Storage Design Overview

jdarcy at redhat.com (Jeff Darcy) · Wed, 11 May 2011 10:52:43 -0400

On 05/11/2011 08:35 AM, Nyamul Hassan wrote:
> 1.  Can we mount a GlusterFS on a client and expect it to provide 
> sustained throughput near wirespeed?  Is there any subjective
> comparison between reading from GlusterFS and reading from local
> drives?  Does it put extra pressure on the client?

As others have said, it depends on what you're doing.  I've measured over
900MB/s per server across three servers from one client using 10GbE, but
only for very well-behaved workloads - large sequential I/O with many
concurrent threads.  Use fewer threads or smaller requests, throw in more
random or synchronous operations, do more stuff with metadata than data,
and your performance will drop from very good to quite poor.

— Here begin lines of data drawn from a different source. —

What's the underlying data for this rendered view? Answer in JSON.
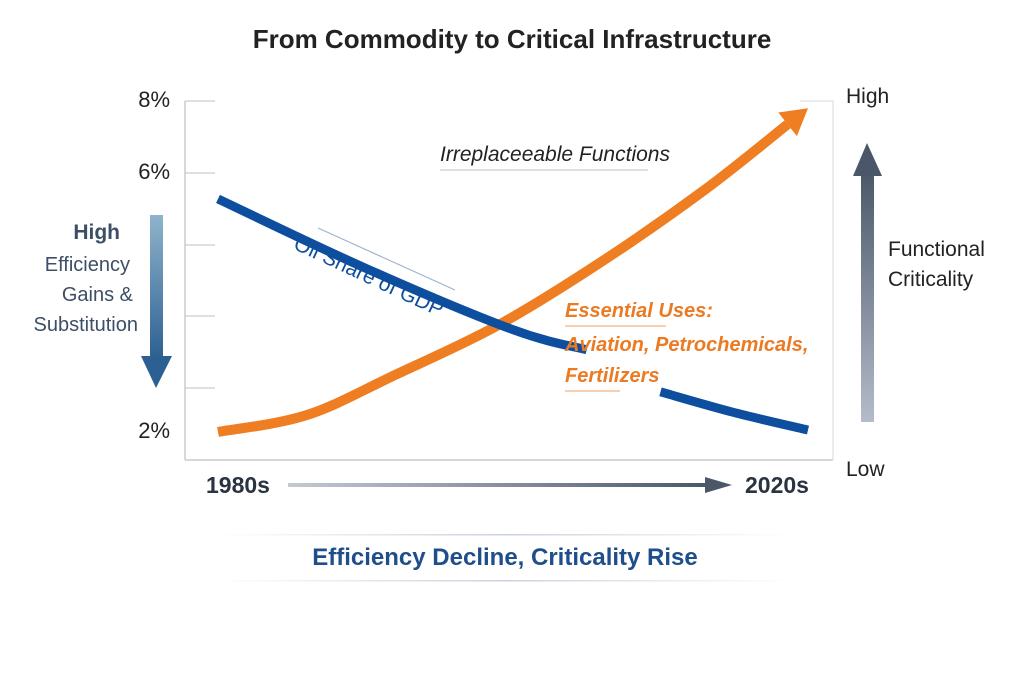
{
  "chart_data": {
    "type": "line",
    "title": "From Commodity to Critical Infrastructure",
    "subtitle": "Efficiency Decline, Criticality Rise",
    "xlabel": "",
    "x_ticks": [
      "1980s",
      "2020s"
    ],
    "xlim": [
      1980,
      2020
    ],
    "y_ticks": [
      {
        "value": 8,
        "label": "8%"
      },
      {
        "value": 6,
        "label": "6%"
      },
      {
        "value": 2,
        "label": "2%"
      }
    ],
    "ylim": [
      2,
      8
    ],
    "grid": true,
    "series": [
      {
        "name": "Oil Share of GDP",
        "color": "#0d4f9e",
        "segments": [
          [
            [
              1980,
              5.6
            ],
            [
              1990,
              4.53
            ],
            [
              2000,
              3.58
            ],
            [
              2005,
              3.27
            ]
          ],
          [
            [
              2010,
              2.62
            ],
            [
              2015,
              2.3
            ],
            [
              2020,
              2.03
            ]
          ]
        ]
      },
      {
        "name": "Irreplaceeable Functions",
        "color": "#ef7d22",
        "arrow": true,
        "segments": [
          [
            [
              1980,
              2.0
            ],
            [
              1986,
              2.26
            ],
            [
              1992,
              2.88
            ],
            [
              1999,
              3.65
            ],
            [
              2006,
              4.63
            ],
            [
              2013,
              5.74
            ],
            [
              2020,
              7.8
            ]
          ]
        ]
      }
    ],
    "annotations": {
      "oil_label": "Oil Share of GDP",
      "irreplaceable": "Irreplaceeable Functions",
      "essential_title": "Essential Uses:",
      "essential_line1": "Aviation, Petrochemicals,",
      "essential_line2": "Fertilizers"
    },
    "left_axis": {
      "high": "High",
      "line1": "Efficiency",
      "line2": "Gains &",
      "line3": "Substitution"
    },
    "right_axis": {
      "high": "High",
      "low": "Low",
      "line1": "Functional",
      "line2": "Criticality"
    }
  }
}
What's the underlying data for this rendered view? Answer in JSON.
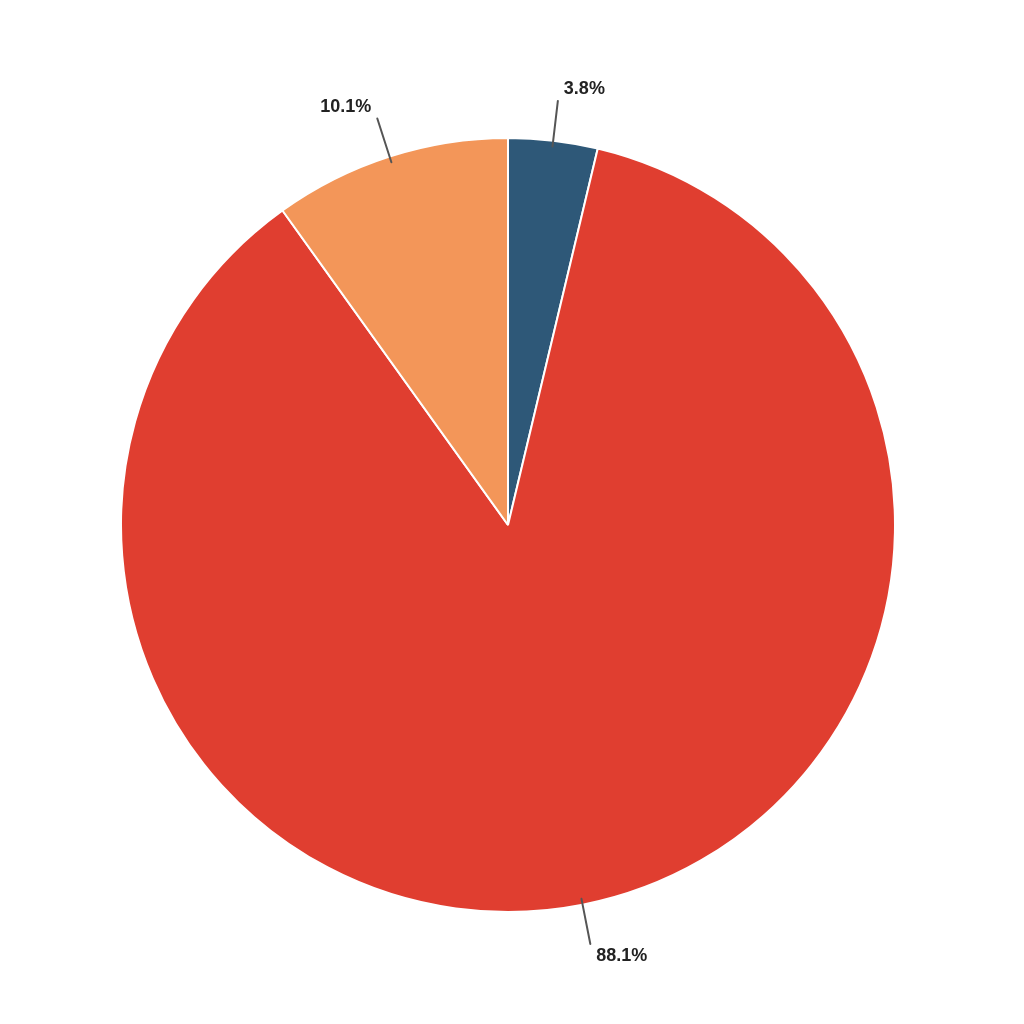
{
  "chart_data": {
    "type": "pie",
    "categories": [
      null,
      null,
      null
    ],
    "values": [
      3.8,
      88.1,
      10.1
    ],
    "colors": [
      "#2e5878",
      "#e03e30",
      "#f39659"
    ],
    "value_labels": [
      "3.8%",
      "88.1%",
      "10.1%"
    ],
    "legend": false
  }
}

> 2.  Reliability + Scalability means Distributed Replicated volumes. 
> Initially this might be enough for our needs, but as our read 
> requirements grow, the Striped option looks promising.  Is it
> possible to mix Distributed + Replicated + Striped?

It is possible in the code, but there's no configuration support for it.
In other words, you can't do it with "gluster volume create" and any
"gluster volume set" is likely to undo any manual changes you had made
to the volume configuration files.

I've generally found the stripe translator to be of very limited use
anyway.  The overhead from splitting and reassembling requests, and even
from just having another translator in the stack, has overwhelmed any
advantage from splitting an individual I/O across connections in every
test I've done.  The only compelling reason I've heard for using the
stripe translator has nothing to do with performance.  Without striping,
the maximum size of a file is limited to the maximum available space on
any one brick.  You can use striping to distribute the space used by
that file across multiple bricks and thus get beyond that limit.

> 3.  What happens to very large files.  Say 100 GB files.  Are they
> kept as a single file in every node that has the file?  Or is it
> split up and distributed in blocks?

The "distribute" translator (a.k.a. DHT) will place the entire contents
of a file onto one of its component subvolumes - a single brick, or a
replica set if you're doing replication as well.  Without striping,
that's the end of the story.  With striping, DHT will place the entire
file onto one stripe set, which will then store the contents on N bricks
or replica sets below that.  See above for an explanation of why this
might be useful in some very limited cases.